Even worse, the Miami Herald found that FPL engages in a practice of donating millions to groups that then transfer those funds to anonymous donors, making it nearly impossible to track where all that money’s going. Past legislation has been proposed to stop such practices but hasn’t made it very far. A Florida House bill proposed in 2017 didn’t make it past an oversight committee, while a similar bill introduced in the Senate died in the ethics and elections committee.

On top of its shady dealings, FPL isn’t even backing something that Florida voters want to begin with. Florida is one of 47 states that offers net metering. Florida’s solar industry is the second-largest in the country, providing jobs for more than 11,000 people directly and 31,000 indirectly. A recent poll from Conservative Energy Network found that an overwhelming amount of voters—70%, in fact—support prioritizing clean energy across the nation with a particular focus on solar power. FPL doesn’t care about the people it serves; it’s more afraid of shrinking profits.

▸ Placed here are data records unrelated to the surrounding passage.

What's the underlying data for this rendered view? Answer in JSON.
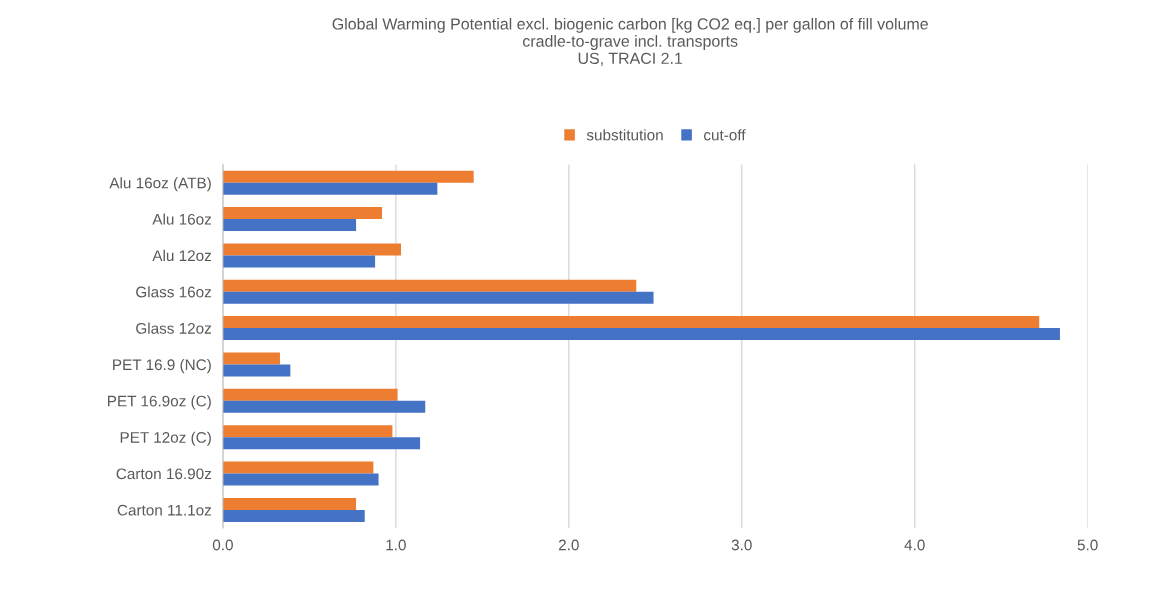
{
  "chart_data": {
    "type": "bar",
    "orientation": "horizontal",
    "title": "Global Warming Potential excl. biogenic carbon [kg CO2 eq.] per gallon of fill volume\ncradle-to-grave incl. transports\nUS, TRACI 2.1",
    "categories": [
      "Alu 16oz (ATB)",
      "Alu 16oz",
      "Alu 12oz",
      "Glass 16oz",
      "Glass 12oz",
      "PET 16.9 (NC)",
      "PET 16.9oz (C)",
      "PET 12oz (C)",
      "Carton 16.90z",
      "Carton 11.1oz"
    ],
    "series": [
      {
        "name": "substitution",
        "color": "#ed7d31",
        "values": [
          1.45,
          0.92,
          1.03,
          2.39,
          4.72,
          0.33,
          1.01,
          0.98,
          0.87,
          0.77
        ]
      },
      {
        "name": "cut-off",
        "color": "#4472c4",
        "values": [
          1.24,
          0.77,
          0.88,
          2.49,
          4.84,
          0.39,
          1.17,
          1.14,
          0.9,
          0.82
        ]
      }
    ],
    "xlim": [
      0,
      5
    ],
    "xticks": [
      {
        "value": 0,
        "label": "0.0"
      },
      {
        "value": 1,
        "label": "1.0"
      },
      {
        "value": 2,
        "label": "2.0"
      },
      {
        "value": 3,
        "label": "3.0"
      },
      {
        "value": 4,
        "label": "4.0"
      },
      {
        "value": 5,
        "label": "5.0"
      }
    ],
    "grid": "x",
    "legend": "top"
  }
}
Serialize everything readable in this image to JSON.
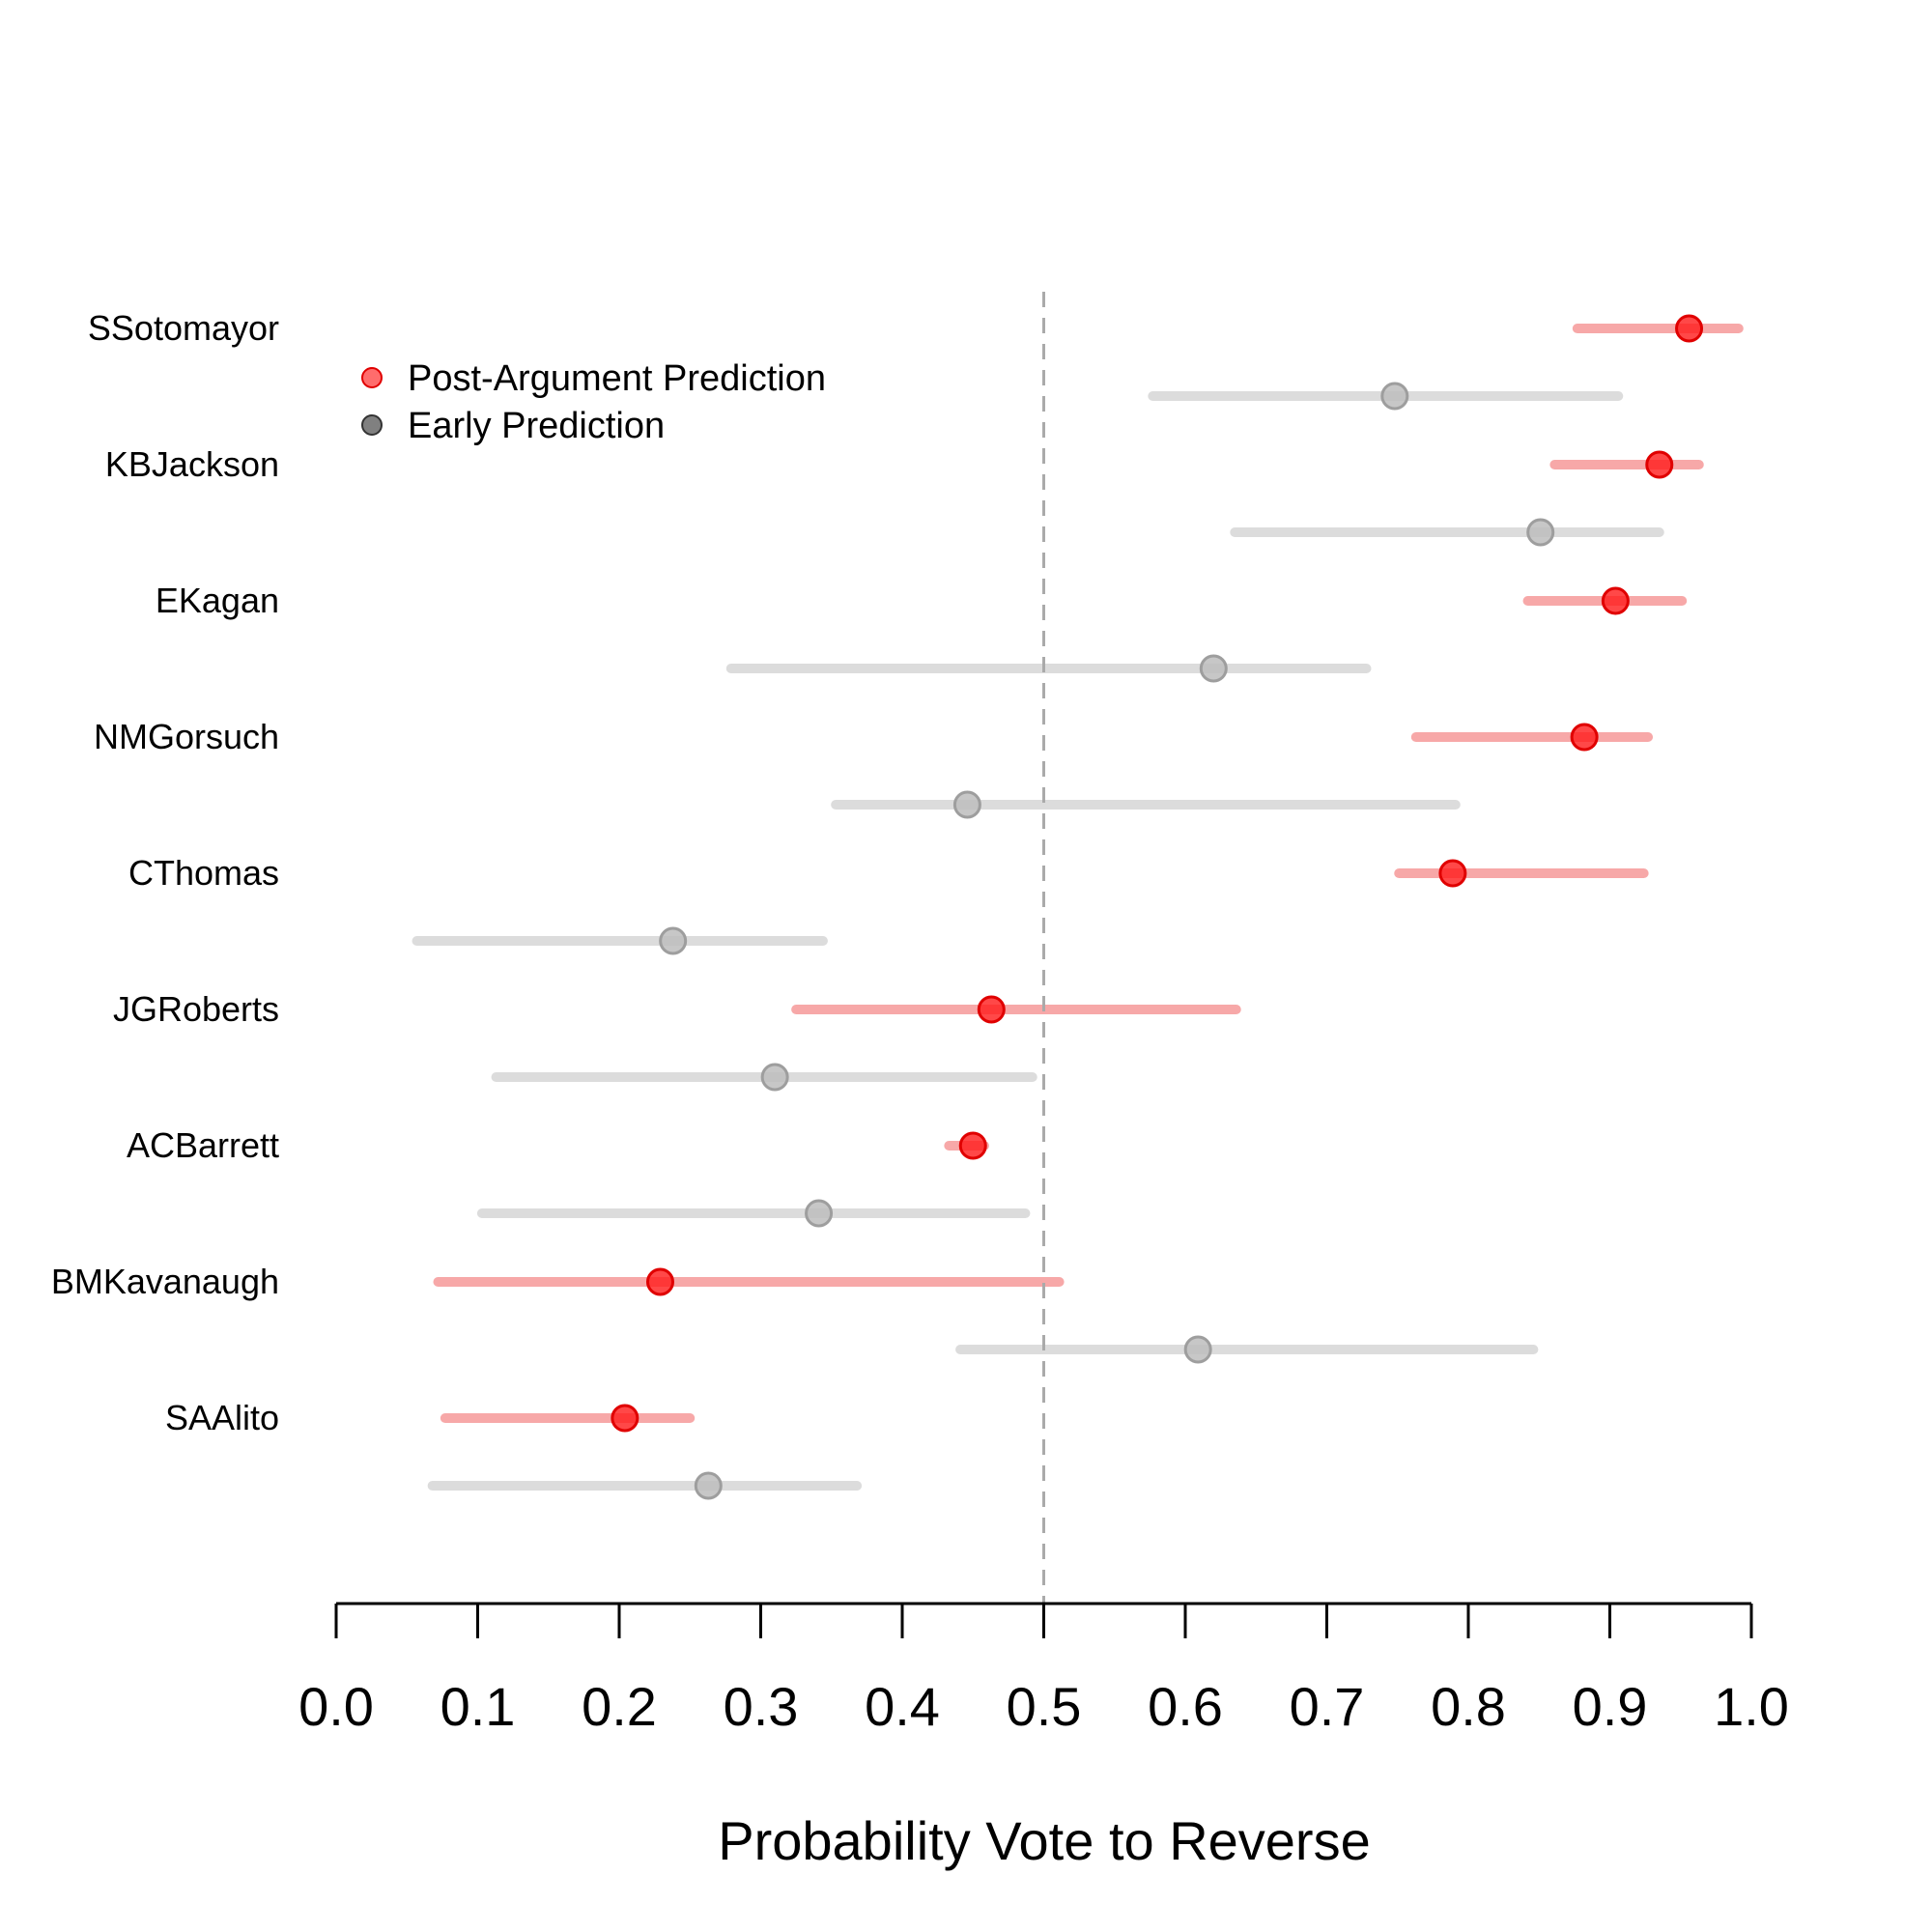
{
  "chart_data": {
    "type": "dot-interval",
    "xlabel": "Probability Vote to Reverse",
    "xlim": [
      0.0,
      1.0
    ],
    "xticks": [
      "0.0",
      "0.1",
      "0.2",
      "0.3",
      "0.4",
      "0.5",
      "0.6",
      "0.7",
      "0.8",
      "0.9",
      "1.0"
    ],
    "reference_line": 0.5,
    "legend": {
      "position": "top-left",
      "post_label": "Post-Argument Prediction",
      "early_label": "Early Prediction"
    },
    "colors": {
      "post_point": "#ff1a1a",
      "post_interval": "#f7a8a8",
      "early_point": "#9e9e9e",
      "early_interval": "#dcdcdc",
      "reference_line": "#aaaaaa"
    },
    "justices": [
      {
        "name": "SSotomayor",
        "post": {
          "estimate": 0.956,
          "low": 0.877,
          "high": 0.991
        },
        "early": {
          "estimate": 0.748,
          "low": 0.577,
          "high": 0.906
        }
      },
      {
        "name": "KBJackson",
        "post": {
          "estimate": 0.935,
          "low": 0.861,
          "high": 0.963
        },
        "early": {
          "estimate": 0.851,
          "low": 0.635,
          "high": 0.935
        }
      },
      {
        "name": "EKagan",
        "post": {
          "estimate": 0.904,
          "low": 0.842,
          "high": 0.951
        },
        "early": {
          "estimate": 0.62,
          "low": 0.279,
          "high": 0.728
        }
      },
      {
        "name": "NMGorsuch",
        "post": {
          "estimate": 0.882,
          "low": 0.763,
          "high": 0.927
        },
        "early": {
          "estimate": 0.446,
          "low": 0.353,
          "high": 0.791
        }
      },
      {
        "name": "CThomas",
        "post": {
          "estimate": 0.789,
          "low": 0.751,
          "high": 0.924
        },
        "early": {
          "estimate": 0.238,
          "low": 0.057,
          "high": 0.344
        }
      },
      {
        "name": "JGRoberts",
        "post": {
          "estimate": 0.463,
          "low": 0.325,
          "high": 0.636
        },
        "early": {
          "estimate": 0.31,
          "low": 0.113,
          "high": 0.492
        }
      },
      {
        "name": "ACBarrett",
        "post": {
          "estimate": 0.45,
          "low": 0.433,
          "high": 0.458
        },
        "early": {
          "estimate": 0.341,
          "low": 0.103,
          "high": 0.487
        }
      },
      {
        "name": "BMKavanaugh",
        "post": {
          "estimate": 0.229,
          "low": 0.072,
          "high": 0.511
        },
        "early": {
          "estimate": 0.609,
          "low": 0.441,
          "high": 0.846
        }
      },
      {
        "name": "SAAlito",
        "post": {
          "estimate": 0.204,
          "low": 0.077,
          "high": 0.25
        },
        "early": {
          "estimate": 0.263,
          "low": 0.068,
          "high": 0.368
        }
      }
    ]
  }
}
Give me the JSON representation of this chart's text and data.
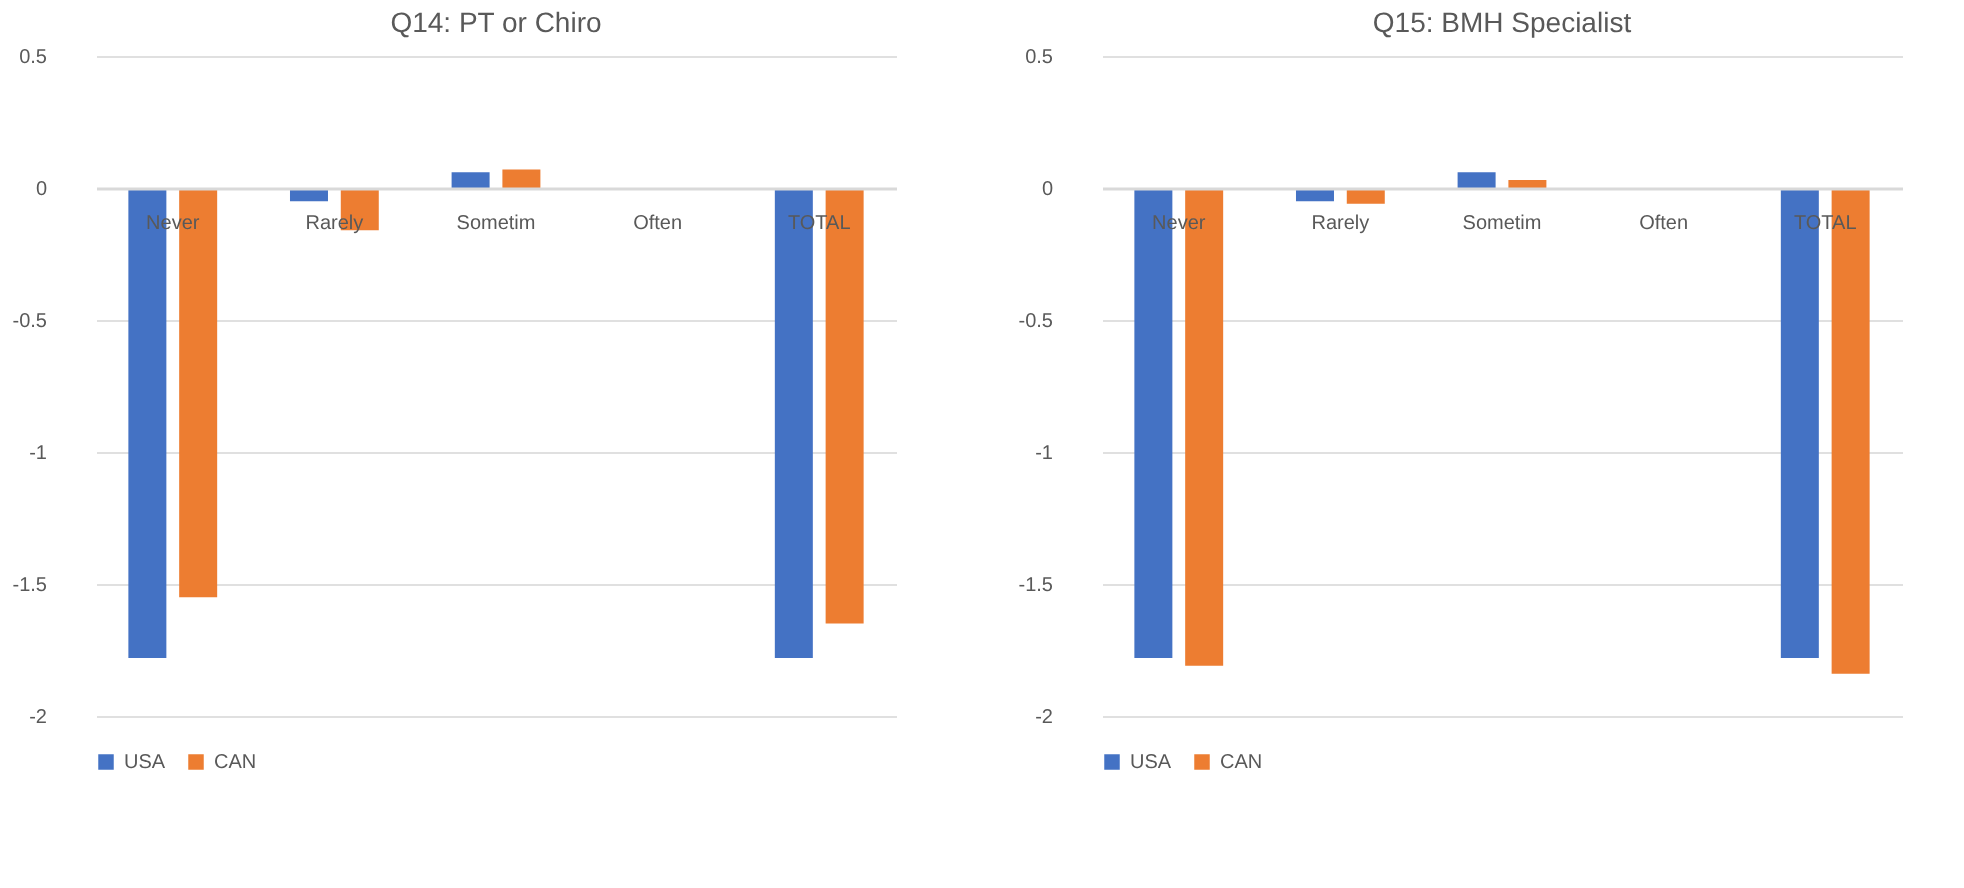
{
  "chart_data": [
    {
      "type": "bar",
      "title": "Q14: PT or Chiro",
      "categories": [
        "Never",
        "Rarely",
        "Sometim",
        "Often",
        "TOTAL"
      ],
      "series": [
        {
          "name": "USA",
          "color": "#4472c4",
          "values": [
            -1.78,
            -0.05,
            0.06,
            0,
            -1.78
          ]
        },
        {
          "name": "CAN",
          "color": "#ed7d31",
          "values": [
            -1.55,
            -0.16,
            0.07,
            0,
            -1.65
          ]
        }
      ],
      "ylim": [
        -2,
        0.5
      ],
      "yticks": [
        {
          "value": -2,
          "label": "-2"
        },
        {
          "value": -1.5,
          "label": "-1.5"
        },
        {
          "value": -1,
          "label": "-1"
        },
        {
          "value": -0.5,
          "label": "-0.5"
        },
        {
          "value": 0,
          "label": "0"
        },
        {
          "value": 0.5,
          "label": "0.5"
        }
      ],
      "grid": "y",
      "legend": "bottom"
    },
    {
      "type": "bar",
      "title": "Q15: BMH Specialist",
      "categories": [
        "Never",
        "Rarely",
        "Sometim",
        "Often",
        "TOTAL"
      ],
      "series": [
        {
          "name": "USA",
          "color": "#4472c4",
          "values": [
            -1.78,
            -0.05,
            0.06,
            0,
            -1.78
          ]
        },
        {
          "name": "CAN",
          "color": "#ed7d31",
          "values": [
            -1.81,
            -0.06,
            0.03,
            0,
            -1.84
          ]
        }
      ],
      "ylim": [
        -2,
        0.5
      ],
      "yticks": [
        {
          "value": -2,
          "label": "-2"
        },
        {
          "value": -1.5,
          "label": "-1.5"
        },
        {
          "value": -1,
          "label": "-1"
        },
        {
          "value": -0.5,
          "label": "-0.5"
        },
        {
          "value": 0,
          "label": "0"
        },
        {
          "value": 0.5,
          "label": "0.5"
        }
      ],
      "grid": "y",
      "legend": "bottom"
    }
  ]
}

The company believes it and other utility companies could lose around $700 million between 2019 and 2025. Were this legislation to pass in the Florida House and Senate, all of Florida’s progress in the solar sector could seemingly disappear.

“If this bill passes as it is, it has the potential to send Florida back to 2013,’’ Justin Vandenbroeck, who oversees the Florida Solar Energy Industries Association and owns his own solar installation company, told the Miami Herald, “as if the advances of the last 10 years didn’t happen.”